La Poste Aujourd’hui, nous avons 40,8 % de CNP Assurances. Demain, La Banque postale aura 60 % de CNP Assurances et nous entre 51 % et 65 % de La Poste. La modification de la loi est quasiment acquise. L’idée est de s’appuyer sur cette opération pour renforcer les deux maisons. La Caisse avait toujours eu une relation avec un grand réseau. Avant, c’était les Caisses d’épargne. La Poste est un des services publics français qui a fait la transformation la plus forte avec un courrier qui baisse de 7 % à 8 % par an. Le corps social l’accepte parce qu’il sait que c’est aussi son avenir. Avec CNP Assurances qui va apporter près de 6 milliards d’euros de fonds propres supplémentaires, cela renforce encore la transformation et va accélérer le rééquilibrage.

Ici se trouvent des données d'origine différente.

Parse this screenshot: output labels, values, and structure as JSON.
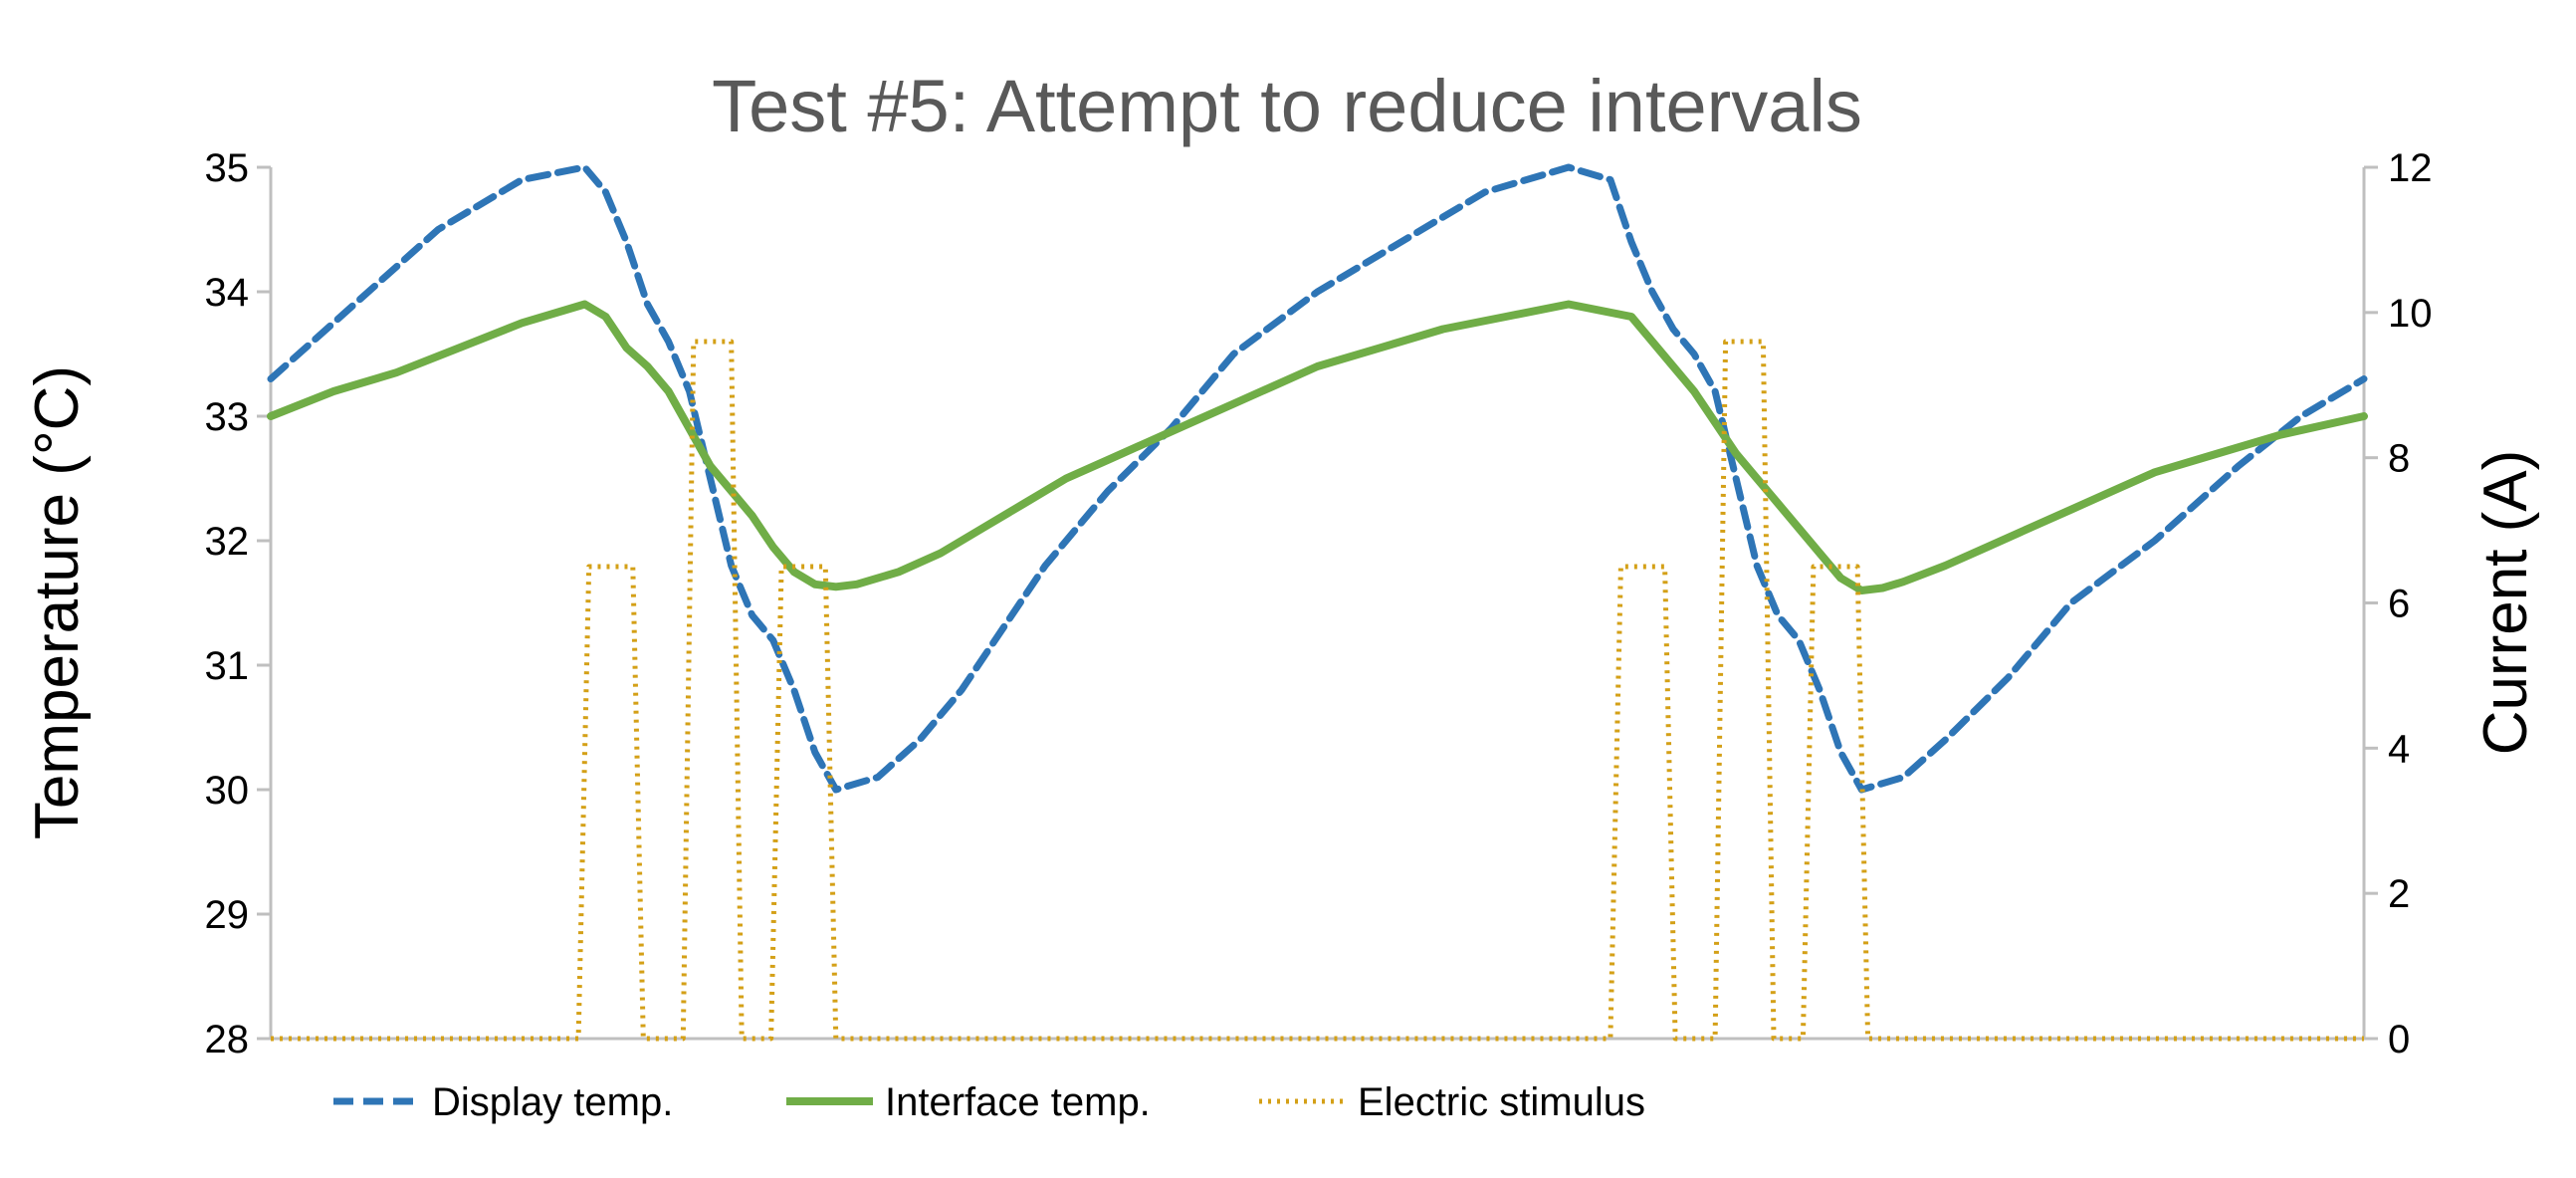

L’influence de Bercy Nous ne sommes pas sous la tutelle de Bercy, mais sous la protection du Parlement. Je considère que mon job, c’est d’accompagner les politiques publiques dans le respect du mandat de la Caisse et de son autonomie. Quand j’ai été nommé, mes prédécesseurs m’ont dit : « Tu vas voir, l’embêtant, c’est qu’on va t’appeler tout le temps pour te demander des trucs que tu ne pourras pas faire. » Eh bien non, je n’ai pas d’appels de ce genre.